Known Incompatibilities:

Generally, the compiler versions present on modern supercomputers or operating systems will work fine to compile KHARMA, but be careful using older compilers and software. Here's an incomplete list of known bad combinations:

• When compiling with CUDA 11, there can be an internal nvcc error PHINode should have one entry for each predecessor of its parent basic block!. CUDA 12 does not show this issue.
• If you attempt to compile KHARMA with a version of CUDA before 11.2, nvcc will crash during compilation with the error: Error: Internal Compiler Error (codegen): "there was an error in verifying the lgenfe output!" (see the relevant Kokkos bug). This is a bug in nvcc's support of constexpr in C++17, fixed in 11.2. This appears to be independent of which host compiler is used, but be aware that on some systems, the compiler choice affects which CUDA version is loaded.
• CentOS 7 and derivatives ship an extremely old default version of gcc and libstdc++. If possible on such machines, load a newer gcc as a module, which might bring with it a more recent standard library as well (other compilers, such as icc or clang rely on the system version of libstdc++, and thus even new versions of these compilers may have trouble compiling KHARMA on old operating systems).
• GCC version 7.3.0 exactly has a bug making it incapable of compiling a particular Parthenon function, fixed in 7.3.1 and 8+. It is for unfathomable reasons very widely deployed as the default compiler on various machines, but if any other stack is available it should be preferred.
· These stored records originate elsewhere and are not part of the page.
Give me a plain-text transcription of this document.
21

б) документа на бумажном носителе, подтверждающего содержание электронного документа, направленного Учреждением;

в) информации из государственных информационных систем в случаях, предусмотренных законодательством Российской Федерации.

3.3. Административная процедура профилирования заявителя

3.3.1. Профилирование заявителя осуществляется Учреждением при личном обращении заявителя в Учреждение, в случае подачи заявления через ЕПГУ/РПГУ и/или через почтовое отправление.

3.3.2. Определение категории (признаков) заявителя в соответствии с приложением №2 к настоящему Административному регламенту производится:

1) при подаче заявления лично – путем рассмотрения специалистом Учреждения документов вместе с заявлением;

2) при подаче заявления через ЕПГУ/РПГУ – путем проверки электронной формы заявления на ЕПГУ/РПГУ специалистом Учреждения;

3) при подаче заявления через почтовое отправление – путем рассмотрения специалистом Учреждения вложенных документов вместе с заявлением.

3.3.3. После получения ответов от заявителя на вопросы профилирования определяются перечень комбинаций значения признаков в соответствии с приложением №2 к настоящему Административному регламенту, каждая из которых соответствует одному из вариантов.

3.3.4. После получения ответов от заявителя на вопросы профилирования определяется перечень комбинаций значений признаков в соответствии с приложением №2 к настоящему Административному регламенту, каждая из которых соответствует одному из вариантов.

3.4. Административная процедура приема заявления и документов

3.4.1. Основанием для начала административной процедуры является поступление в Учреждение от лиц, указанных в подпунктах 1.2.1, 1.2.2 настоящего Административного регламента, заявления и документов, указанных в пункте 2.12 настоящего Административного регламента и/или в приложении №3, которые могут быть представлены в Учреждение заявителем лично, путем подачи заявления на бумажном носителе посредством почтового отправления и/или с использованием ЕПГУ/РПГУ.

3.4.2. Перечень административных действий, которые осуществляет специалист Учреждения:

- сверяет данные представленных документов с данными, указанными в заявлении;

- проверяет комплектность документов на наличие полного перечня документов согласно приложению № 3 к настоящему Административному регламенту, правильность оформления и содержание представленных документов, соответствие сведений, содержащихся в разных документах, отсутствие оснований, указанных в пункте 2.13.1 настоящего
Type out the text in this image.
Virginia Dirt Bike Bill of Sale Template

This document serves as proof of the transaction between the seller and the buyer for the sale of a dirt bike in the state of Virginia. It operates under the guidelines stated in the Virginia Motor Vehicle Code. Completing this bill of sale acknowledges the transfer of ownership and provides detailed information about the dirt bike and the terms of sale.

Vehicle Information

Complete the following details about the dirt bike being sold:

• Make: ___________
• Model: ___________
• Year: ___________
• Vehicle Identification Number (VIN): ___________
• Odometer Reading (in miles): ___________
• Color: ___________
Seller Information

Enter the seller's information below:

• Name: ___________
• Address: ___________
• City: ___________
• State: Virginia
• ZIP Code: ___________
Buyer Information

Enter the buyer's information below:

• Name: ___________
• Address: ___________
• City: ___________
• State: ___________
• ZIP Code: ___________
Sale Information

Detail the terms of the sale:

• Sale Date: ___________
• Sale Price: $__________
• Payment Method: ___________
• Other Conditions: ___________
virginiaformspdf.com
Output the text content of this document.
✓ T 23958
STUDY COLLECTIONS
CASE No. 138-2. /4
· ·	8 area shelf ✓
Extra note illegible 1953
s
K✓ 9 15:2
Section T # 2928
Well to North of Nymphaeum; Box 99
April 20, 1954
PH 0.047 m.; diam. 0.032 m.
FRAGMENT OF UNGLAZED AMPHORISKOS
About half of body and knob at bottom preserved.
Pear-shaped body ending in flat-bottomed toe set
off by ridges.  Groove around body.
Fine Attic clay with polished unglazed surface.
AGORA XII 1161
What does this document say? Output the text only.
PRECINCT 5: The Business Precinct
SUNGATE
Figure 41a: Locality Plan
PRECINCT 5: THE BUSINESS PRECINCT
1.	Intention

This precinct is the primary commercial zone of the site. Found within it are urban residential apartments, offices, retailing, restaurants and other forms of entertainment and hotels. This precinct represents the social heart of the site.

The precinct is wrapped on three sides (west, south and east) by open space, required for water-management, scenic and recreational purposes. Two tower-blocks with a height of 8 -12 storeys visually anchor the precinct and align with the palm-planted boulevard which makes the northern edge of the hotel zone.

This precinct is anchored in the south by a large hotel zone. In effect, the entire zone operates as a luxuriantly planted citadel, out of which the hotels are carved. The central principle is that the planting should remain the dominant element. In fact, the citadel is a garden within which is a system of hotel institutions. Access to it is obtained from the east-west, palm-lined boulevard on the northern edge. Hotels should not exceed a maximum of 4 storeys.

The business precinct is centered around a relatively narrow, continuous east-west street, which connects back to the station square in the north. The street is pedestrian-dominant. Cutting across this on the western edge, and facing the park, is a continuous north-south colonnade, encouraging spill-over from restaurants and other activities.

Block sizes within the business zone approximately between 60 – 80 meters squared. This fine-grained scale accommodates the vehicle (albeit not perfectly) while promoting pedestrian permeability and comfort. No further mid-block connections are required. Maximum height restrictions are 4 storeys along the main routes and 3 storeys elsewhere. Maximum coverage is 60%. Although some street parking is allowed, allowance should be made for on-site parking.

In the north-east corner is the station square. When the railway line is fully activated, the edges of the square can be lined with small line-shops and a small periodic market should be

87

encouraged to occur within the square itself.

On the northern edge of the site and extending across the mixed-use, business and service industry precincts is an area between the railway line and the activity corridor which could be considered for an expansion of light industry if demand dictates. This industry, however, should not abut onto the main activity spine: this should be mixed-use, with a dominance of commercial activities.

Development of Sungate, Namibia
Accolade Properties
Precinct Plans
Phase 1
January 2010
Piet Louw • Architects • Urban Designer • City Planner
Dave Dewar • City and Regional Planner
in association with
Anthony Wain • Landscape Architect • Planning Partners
Alternatively, the function contents can be commented out, as it isn't necessary in order to compile KHARMA.
• NVHPC toolkit versions prior to 23.1 can have one of two issues: 21.3 to 21.7 have trouble compiling Parthenon's C++14 constructs, and 21.9 through 22.11 may try to import a header, pmmintrinsics.h, which they cannot compile. The latter is uncommon, but the newest available NVHPC is always preferred.
• Generally only the very most recent release of Intel oneAPI is "supported," which is to say, has any chance of compiling KHARMA. SYCL is still a moving target and impossible to really support without access to working hardware.
• IBM XLC is unsupported in modern versions of KHARMA. YMMV with XLC's C++17 support, check out older KHARMA releases if you need to revert to C++14.
• The mpark::variant submodule in external/variant/ often requires patches to compile on devices (HIP/CUDA/SYCL). These should be automatically applied, but check external/patches/ for the relevant patch if you encounter errors compiling it.

"Can't fork" errors

KHARMA uses a lot of resources per process, and by default uses a lot of processes to compile (NPROC in make.sh or machine files, which defaults to the total number of threads present on the system). This is generally fine for workstations and single nodes, however on popular login nodes or community machines you might see the following (e.g. on Frontera):

...
icpc: error #10103: can't fork process: Resource temporarily unavailable
make[2]: *** [external/parthenon/src/CMakeFiles/parthenon.dir/driver/multistage.cpp.o] Error 1
...
...

This means that make can't fork new compile processes, which of course ruins the compile. You can find a less popular node (e.g. with a development job), or turn down the NPROC variable at the top of make.sh, or wait until the node is not so in-demand.

Text file busy

When compiling a version of KHARMA that is also being run, the OS will (logically) not replace the binary file kharma.x being used by the running program. The error is usually something like cp: cannot create regular file '../kharma.host': Text file busy. To correct this, invoke make.sh again when the run is finished or stopped (or manually run cp build/kharma/kharma.host .).